Он уже слышал шум всплесков справа. Но поглядеть туда не мог — он дышал под левую руку и плыл по крайней дорожке. «Догоняют. Все, — подумал Митька. — Я больше не могу».

Он из последних сил заработал руками, глотнул вместо воздуха воду, закашлялся. И в тот миг, когда он готов был остановиться, задыхающийся, ослепленный усталостью, рука его коснулась стенки бассейна.

Финиш!

Ноги его дрожали. Митька прислонился плечом к гладкой зеленой стенке и закрыл глаза.

На трибунах орали, хлопали, топали ногами.

«Чего это они? — подумал Митька. — Я же доплыл. Доплыл ведь, а? Я же первым доплыл!»

Кто-то тронул его за плечо. Митька поднял голову и увидел тренера.

Тот стоял на коленях на бортике бассейна, перегнувшись к Митьке.

— Ты чего остановился, чудак? Секунды две потерял.

— Думал, фальстарт. Какое время? — спросил Митька и весь напрягся, ждал.

— Нормально. Одна минута шестнадцать и две десятые секунды.

Митька подпрыгнул в воде, что-то заорал непонятное и ликующее и вдруг встал вниз головой, только ноги торчали над водой.

— Вот чудак-парень, — тренер покачал головой.

Митька взлетел по лесенке на бортик, смешно подтянул мокрые трусики, шмыгнул носом.

На трибунах засмеялись, но Митька не обиделся. Он сам засмеялся.

Тоже делов-то — трусы! Велика важность, не в трусах дело.

Он поднял голову и улыбнулся. Всем — Тане, Коле Прохорову, Надьке, всем-всем.

Пусть себе смеются. Они не обидно смеются, а как надо, с понятием.

VI. Испытатель

Прошло два месяца.

Митька ходил в бассейн через день.

Он уже носил на куртке такой значок: бегун на синем поле, а внизу цифра II. Значок второго спортивного разряда.

Ни у одного пятиклассника в школе не было такого значка. Второй взрослый разряд — это вам не кот начихал.

Только у очень немногих старшеклассников были такие.

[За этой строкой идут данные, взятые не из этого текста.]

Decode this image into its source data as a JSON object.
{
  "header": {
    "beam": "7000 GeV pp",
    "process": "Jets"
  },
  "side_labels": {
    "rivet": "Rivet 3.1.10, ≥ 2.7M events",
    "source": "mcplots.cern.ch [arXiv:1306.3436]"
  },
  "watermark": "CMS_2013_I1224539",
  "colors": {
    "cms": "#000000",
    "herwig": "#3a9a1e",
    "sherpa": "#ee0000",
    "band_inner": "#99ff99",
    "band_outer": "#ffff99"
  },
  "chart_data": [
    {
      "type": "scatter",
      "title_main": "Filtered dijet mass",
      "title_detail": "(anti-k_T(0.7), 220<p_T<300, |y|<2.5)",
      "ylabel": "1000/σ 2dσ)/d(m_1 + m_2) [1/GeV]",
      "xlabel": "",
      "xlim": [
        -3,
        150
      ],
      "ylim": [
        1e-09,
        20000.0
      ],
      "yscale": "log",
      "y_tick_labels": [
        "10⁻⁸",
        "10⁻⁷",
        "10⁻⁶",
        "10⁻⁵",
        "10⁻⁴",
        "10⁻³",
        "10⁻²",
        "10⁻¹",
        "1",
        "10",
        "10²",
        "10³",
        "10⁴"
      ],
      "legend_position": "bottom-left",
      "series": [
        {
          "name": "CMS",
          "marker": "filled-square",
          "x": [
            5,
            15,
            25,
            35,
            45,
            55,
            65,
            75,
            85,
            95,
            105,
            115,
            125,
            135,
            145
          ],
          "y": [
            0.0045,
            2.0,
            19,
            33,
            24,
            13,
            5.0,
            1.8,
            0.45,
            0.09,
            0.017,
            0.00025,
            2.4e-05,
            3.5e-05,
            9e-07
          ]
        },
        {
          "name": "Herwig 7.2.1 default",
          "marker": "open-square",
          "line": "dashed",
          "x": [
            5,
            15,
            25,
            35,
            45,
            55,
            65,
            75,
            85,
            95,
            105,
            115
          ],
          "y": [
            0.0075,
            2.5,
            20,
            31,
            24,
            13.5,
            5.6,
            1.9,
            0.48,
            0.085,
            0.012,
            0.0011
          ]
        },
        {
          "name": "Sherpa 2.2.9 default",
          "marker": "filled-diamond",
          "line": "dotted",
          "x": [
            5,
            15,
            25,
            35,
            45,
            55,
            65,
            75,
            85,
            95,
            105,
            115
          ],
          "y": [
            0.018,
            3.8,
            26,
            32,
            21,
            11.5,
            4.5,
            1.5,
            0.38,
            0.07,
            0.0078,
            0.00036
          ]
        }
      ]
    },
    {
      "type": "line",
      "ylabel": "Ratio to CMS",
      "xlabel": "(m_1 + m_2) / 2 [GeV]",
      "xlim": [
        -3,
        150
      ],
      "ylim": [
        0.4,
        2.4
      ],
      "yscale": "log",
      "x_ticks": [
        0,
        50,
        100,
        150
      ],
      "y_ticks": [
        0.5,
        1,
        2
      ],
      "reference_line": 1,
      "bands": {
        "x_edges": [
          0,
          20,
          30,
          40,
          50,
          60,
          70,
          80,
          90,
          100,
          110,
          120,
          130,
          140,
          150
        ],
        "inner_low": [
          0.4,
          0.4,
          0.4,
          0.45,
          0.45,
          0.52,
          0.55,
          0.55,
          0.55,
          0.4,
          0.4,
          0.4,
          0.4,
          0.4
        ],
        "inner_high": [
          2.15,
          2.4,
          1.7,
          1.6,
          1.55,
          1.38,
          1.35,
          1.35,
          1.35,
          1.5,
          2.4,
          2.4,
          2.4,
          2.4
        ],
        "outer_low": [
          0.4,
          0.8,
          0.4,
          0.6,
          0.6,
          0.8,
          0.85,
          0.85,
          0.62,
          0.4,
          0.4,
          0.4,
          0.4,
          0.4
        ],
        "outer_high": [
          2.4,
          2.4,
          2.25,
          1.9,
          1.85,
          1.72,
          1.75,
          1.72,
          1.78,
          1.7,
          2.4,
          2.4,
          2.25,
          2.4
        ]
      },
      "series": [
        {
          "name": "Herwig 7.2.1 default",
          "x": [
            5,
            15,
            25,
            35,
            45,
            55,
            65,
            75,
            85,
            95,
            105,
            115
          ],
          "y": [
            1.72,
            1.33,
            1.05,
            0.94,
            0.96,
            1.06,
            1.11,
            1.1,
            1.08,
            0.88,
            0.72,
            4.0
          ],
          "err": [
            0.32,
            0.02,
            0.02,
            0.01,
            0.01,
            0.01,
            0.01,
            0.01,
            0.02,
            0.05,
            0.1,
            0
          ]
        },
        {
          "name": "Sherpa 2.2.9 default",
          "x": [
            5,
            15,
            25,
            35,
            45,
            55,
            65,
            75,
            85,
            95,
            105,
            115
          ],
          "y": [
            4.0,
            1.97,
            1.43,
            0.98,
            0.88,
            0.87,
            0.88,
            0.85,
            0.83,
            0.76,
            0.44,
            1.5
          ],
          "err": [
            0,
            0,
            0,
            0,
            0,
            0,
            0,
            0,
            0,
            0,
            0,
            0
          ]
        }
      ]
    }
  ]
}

Теперь ему смешно было вспоминать и свои терзания и свои нелепые трусы на первом соревновании.

Мама купила ему прекрасные японские плавки — полосатые, просто загляденье. И Митька уже почти не выделялся среди ребят своей группы.

Почти, — потому что он был все-таки помладше других и самый на вид щуплый, даже нельзя сказать — щуплый, а просто потощее других.

Анатолий Иванович смеялся, говорил, что Митька еще не успел накопить мяса, а о жире и говорить нечего — кости, туго обтянутые кожей, да под ней витые веревки мышц, шмыгают, как юркие мыши.

Вообще-то по сложению своему Митьке полагалось бы плавать брассом.

Почему-то так уж получалось — тощие и длинные — брассисты, а поплотнее, пообтекаемей — кролисты.

Но Анатолий Иванович говорил, что нет правил без исключений и еще, что у Митьки талант от бога.

Он, конечно, не Митьке это говорил, а какому-то незнакомому пожилому дядьке, который пришел как-то на тренировку и внимательно разглядывал всех цепкими, колючими глазами. Неприступный такой дядька. Толстый — настоящая глыба-неулыба.

А потом их построили, и этот дядька подходил к некоторым и бесцеремонно ощупывал, оглядывал. Митьку тоже ощупывал. Больно ухватил его за плечо, помял, потом ткнул жестким пальцем в живот и хмыкнул.